Der Unabhängige Verwaltungssenat des Landes Oberösterreich hat durch sein Mitglied Dr. Gróf über die Berufung des Dr. W, gegen den Bescheid des Bezirkshauptmannes von Perg vom 25. Februar 2013, Zl. Wa10-2013, mit dem eine Ordnungsstrafe verhängt wurde, zu Recht erkannt:

 

 

Der Berufung wird stattgegeben und der angefochtene Bescheid

ersatzlos aufgehoben.

 

 

Rechtsgrundlage:

§ 66 Abs. 4 AVG.

 

 

 

 

 

Entscheidungsgründe:

 

 

 

1.1. Mit Bescheid des Bezirkshauptmannes von Perg vom 25. Februar 2013, Zl. Wa10-2013, wurde über den Beschwerdeführer gemäß § 34 Abs. 3 AVG eine Ordnungsstrafe in Höhe von 500 Euro verhängt, weil er sich in einem auf das Oö.

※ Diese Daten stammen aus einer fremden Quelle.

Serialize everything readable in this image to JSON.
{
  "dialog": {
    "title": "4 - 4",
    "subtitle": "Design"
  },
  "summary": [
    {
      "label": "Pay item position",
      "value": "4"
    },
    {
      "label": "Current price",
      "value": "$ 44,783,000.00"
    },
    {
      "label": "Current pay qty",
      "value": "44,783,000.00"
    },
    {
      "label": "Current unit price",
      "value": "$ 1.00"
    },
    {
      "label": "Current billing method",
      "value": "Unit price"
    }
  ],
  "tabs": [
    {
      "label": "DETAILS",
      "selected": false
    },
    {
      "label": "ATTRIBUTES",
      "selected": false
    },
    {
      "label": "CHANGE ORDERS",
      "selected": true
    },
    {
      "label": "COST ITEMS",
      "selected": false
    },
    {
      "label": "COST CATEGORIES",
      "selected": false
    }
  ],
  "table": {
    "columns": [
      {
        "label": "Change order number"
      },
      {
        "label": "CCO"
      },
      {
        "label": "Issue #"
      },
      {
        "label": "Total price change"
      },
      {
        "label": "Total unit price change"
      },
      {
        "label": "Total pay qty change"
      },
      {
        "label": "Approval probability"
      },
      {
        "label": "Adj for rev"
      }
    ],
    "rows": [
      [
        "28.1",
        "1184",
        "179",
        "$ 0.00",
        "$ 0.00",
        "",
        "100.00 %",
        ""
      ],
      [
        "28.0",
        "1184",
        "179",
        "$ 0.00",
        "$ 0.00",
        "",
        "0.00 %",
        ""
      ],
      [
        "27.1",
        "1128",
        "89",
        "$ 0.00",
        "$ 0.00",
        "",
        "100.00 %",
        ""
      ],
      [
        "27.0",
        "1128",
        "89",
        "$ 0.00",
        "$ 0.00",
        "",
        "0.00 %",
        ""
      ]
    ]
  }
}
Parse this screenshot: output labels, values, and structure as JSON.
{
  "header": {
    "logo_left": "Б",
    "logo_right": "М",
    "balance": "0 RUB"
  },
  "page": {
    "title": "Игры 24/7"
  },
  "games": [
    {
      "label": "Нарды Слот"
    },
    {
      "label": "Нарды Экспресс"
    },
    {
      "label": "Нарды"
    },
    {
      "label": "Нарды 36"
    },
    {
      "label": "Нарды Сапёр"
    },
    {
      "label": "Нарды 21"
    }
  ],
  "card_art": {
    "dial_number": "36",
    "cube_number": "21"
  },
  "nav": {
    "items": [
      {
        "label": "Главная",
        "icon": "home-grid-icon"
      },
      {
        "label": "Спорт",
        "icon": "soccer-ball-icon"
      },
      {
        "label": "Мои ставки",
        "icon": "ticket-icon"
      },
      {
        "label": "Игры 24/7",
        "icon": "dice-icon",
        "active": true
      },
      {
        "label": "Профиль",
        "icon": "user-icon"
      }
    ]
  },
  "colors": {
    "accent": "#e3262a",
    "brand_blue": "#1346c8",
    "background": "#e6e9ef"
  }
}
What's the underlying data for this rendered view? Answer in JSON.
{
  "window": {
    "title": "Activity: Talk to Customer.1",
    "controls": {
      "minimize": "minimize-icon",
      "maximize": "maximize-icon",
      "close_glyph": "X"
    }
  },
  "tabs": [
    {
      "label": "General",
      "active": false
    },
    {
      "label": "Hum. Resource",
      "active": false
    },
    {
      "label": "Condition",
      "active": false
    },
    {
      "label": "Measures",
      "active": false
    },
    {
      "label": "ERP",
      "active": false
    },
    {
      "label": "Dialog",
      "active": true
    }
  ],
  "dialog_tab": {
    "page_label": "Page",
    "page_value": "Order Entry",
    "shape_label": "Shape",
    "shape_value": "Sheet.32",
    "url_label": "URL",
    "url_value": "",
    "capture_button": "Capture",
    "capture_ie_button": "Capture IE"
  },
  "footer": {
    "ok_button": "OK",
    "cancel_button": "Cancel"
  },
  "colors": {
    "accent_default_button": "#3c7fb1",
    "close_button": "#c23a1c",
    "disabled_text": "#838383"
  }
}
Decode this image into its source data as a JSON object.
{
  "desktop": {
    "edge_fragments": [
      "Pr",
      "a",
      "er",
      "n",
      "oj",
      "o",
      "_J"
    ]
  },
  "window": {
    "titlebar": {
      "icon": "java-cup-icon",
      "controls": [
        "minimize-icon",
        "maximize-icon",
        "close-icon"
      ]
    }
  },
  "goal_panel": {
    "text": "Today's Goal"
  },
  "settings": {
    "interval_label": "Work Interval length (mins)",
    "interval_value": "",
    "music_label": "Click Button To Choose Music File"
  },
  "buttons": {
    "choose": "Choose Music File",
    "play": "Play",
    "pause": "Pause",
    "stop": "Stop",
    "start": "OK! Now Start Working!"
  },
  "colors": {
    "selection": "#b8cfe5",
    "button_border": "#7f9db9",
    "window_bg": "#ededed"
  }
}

Auskunftspflicht-, Datenschutz- und Informationsweitergabegesetz, LBGl.Nr. 46/1988, i.d.g.F. LGBl.Nr. 97/2012 (im Folgenden: OöADI-G), gestützten Auskunftsbegehren insofern einer beleidigenden Schreibweise bedient habe, als er u.a. vorbrachte, dass (namentlich explizit genannte) Bedienstete der BH Perg "aus dem Amt zu jagen" bzw. "Verbrecher" seien sowie "amtsmissbräuchlich gehandelt" und "einen ungeheuren Wasserraub begangen" hätten.

 

Begründend wurde dazu im Wesentlichen ausgeführt, dass es sich diesbezüglich zweifelsfrei jeweils um eine beleidigende Schreibweise (vgl. z.B. VwGH vom 2. Juli 1990, Zlen. 1990/07/02 bzw. 90/19/0299) gehandelt habe, wobei die als grob beleidigend einzustufende Wortwahl eine Ausschöpfung von zwei Dritteln des Strafrahmens erfordert habe.

 

1.2. Gegen diesen ihm am 1. März 2013 durch Hinterlegung zugestellten Bescheid richtet sich die vorliegende, am 7. März 2013 – und damit rechtzeitig – per Telefax eingebrachte Berufung.

 

Darin wendet der Beschwerdeführer ein, dass er lediglich die Wahrheit festgestellt habe und es den Betroffenen im Übrigen frei stehe, eine Anzeige bei der Staatsanwaltschaft gegen ihn einzubringen.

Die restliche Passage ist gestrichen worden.